Atuzándose el prolijo bigote, el Lobo hizo sonar un casi escondido timbre alargando levemente uno de los... digámosle ambiciosos dedos. Aquel amigo de mi amigo, había conseguido por aquellos días el trabajo, según él, de su vida pues lo contrataron junto a su modesto equipo para pintar las paredes de esa mansión de la Kaperuza. Así es que, sentado en aquel andamio, fue testigo de aquella inolvidable escena. El mozo ingresó desde una amplia puerta doble. Sobre la bandeja traía una deslumbrante calculadora. La dejó con solemnidad y cuidado en la pequeña mesa que estaba ubicada al lado del sillón donde el señor Lobo había depositado, se diría como para siempre, el esbelto y acaso lánguido cuerpo.
-¿Cómo andamio?
-A la flauta, me asustaste bichito.
-No, tranquilo, soy más bueno que el pan.
Pero el amigo de mi amigo no estaba muy tranquilo por cierto pues no todos los días se le aparece a uno, mientras trabaja, y así de súbito, Pepe Grillo.
-Yo a esssta la conozco desde que éramos así de chiquititos.
-¿Ah sí?- respondió azorado el pintor.
-Y el estafador ese que ves ahí..., mirá mejor ni te cuento.
-¿El señor Lobo?
-Morbo debería llamarse.
-¿Anda enojado Don Grillo?
-¿Qué cosa?
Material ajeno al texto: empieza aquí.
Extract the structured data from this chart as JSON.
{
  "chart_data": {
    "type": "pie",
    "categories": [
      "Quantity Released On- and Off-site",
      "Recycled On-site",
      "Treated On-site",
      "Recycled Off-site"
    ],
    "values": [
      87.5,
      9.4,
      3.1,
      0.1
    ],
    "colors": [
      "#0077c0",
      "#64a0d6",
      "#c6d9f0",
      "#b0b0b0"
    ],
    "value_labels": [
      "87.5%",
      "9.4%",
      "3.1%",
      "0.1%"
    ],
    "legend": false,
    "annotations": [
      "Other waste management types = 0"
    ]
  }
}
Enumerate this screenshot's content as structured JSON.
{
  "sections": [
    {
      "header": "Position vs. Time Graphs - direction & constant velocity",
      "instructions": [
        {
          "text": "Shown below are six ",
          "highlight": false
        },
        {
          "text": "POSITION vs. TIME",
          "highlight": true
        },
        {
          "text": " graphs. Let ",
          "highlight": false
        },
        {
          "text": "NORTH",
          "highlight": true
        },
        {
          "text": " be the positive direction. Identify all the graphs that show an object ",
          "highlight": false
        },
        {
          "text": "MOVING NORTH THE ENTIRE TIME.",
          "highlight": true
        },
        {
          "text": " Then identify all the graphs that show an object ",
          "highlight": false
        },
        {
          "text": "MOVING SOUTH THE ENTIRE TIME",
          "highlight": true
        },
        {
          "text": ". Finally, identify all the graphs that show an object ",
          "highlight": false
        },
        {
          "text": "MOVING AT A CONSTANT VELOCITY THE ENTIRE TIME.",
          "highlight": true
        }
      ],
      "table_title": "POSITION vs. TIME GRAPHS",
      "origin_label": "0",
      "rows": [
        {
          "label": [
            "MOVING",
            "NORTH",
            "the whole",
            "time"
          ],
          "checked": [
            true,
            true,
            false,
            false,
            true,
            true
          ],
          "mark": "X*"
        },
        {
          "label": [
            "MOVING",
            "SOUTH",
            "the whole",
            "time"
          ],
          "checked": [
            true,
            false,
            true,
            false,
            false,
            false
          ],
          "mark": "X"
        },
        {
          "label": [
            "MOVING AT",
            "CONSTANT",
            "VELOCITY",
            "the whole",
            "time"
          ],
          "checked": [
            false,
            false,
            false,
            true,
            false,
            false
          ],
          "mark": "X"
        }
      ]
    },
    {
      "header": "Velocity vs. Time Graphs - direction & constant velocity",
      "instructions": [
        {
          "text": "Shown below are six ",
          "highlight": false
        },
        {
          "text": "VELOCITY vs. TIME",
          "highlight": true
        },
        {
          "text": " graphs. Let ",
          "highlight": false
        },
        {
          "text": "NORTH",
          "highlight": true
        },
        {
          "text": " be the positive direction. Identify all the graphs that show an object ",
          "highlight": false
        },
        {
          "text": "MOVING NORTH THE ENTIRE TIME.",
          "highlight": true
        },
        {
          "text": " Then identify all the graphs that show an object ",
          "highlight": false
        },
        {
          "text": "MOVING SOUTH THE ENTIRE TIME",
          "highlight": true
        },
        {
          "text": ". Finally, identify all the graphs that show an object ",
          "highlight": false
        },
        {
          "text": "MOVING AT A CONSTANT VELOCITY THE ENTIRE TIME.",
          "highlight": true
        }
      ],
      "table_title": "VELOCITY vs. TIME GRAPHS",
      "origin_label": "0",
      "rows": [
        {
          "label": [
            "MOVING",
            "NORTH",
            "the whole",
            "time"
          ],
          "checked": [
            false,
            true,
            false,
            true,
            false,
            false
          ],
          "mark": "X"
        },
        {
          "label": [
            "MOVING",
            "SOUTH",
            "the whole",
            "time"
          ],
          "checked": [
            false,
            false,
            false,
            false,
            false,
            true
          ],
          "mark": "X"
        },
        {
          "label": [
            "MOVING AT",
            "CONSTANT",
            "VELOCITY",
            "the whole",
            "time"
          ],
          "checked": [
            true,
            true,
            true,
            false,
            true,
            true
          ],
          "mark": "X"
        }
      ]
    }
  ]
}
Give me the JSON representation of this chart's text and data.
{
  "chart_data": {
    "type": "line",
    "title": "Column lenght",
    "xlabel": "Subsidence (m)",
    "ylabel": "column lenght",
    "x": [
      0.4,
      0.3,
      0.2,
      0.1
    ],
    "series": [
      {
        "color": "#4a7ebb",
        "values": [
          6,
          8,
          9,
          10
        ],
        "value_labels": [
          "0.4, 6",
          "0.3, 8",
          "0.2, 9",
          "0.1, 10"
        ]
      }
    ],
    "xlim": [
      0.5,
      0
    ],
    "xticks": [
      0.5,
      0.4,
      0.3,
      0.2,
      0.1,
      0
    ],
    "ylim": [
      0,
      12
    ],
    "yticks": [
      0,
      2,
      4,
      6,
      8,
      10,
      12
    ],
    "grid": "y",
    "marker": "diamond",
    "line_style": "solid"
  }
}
Y... ya no sé mirá, si hasta el enojo me han robado entre los dos.
-Y...está dura la calle vió.
-El bosque.
-Esteeee sí claro.
Y entonces fue que el atribulado Pepe Grillo se desvaneció en el aire. Así, tan repentinamente como había llegado. El pobre pintor, tambaleándose sentado en el andamio, no salía de su estupefacción, que no terminó ahí, porque en el salón el Lobo hacía cuentas con esa enorme calculadora oprimiendo las teclas con los dedos de los pies, mientras se reía, siniestra, escandalosa, ruidosamente. Y la Kaperuza danzaba como poseída casi en puntas de pie. Estirando los brazos en un gesto abierto y extasiado iba dejando que tres gordos rabanitos acompañaran la silenciosa, etérea, voluminosa música de opereta. Uno de los susodichos hizo un rápido movimiento de alarma y el pintor, desesperado y en pánico, se arrojó en caída libre. Por suerte la altura no era tanta y una soga lo amordazó fuerte en la cintura hasta dejarlo sin aire. Hay quienes dicen que despertó algunas horas después en cierto hospital de los suburbios. El nada alega al respecto. Tan sólo le contó a mi amigo el hecho más o menos como lo describí. A nadie más, que sepamos, le refirió la extraña y pequeña historia. No sé, francamente, qué me depara el más inmediato futuro después de contar esta vana situación. No sé si aquel amigo de mi amigo pudo volver a los carriles habituales de su vida. No sé si mi amigo me habrá gastado una broma contándome estas cosas. Lo único certero por el momento es que en este ridículo y hermoso lugar yo escribo, cuento y escribo, cuento, escribo y hasta me río, sí, me río, bajito y en leves sonidos pero me río, y de verdad, cómplice lector, en más de una ocasión, quisiera saber de qué me río. Porque la risa y no sé si usted opinará como yo, porque la risa decía, proviene de un profundo y casi constante dolor. Hablo de la buena risa, la saludable, la que nos descansa y acaricia y nos devuelve la esperanza ante hechos tan tremendos como la reciente declaración de aquel tío de la Kaperuza, aquel tío Sori que ella de niña creía no soportar, ese mismo caballero, como todos sabemos, declaró que las palabras integridad y austeridad son dos horribles neologismos creados por seres inferiores que infectan la elevación de estos, según él, sacrificados países en vías de desarrollo.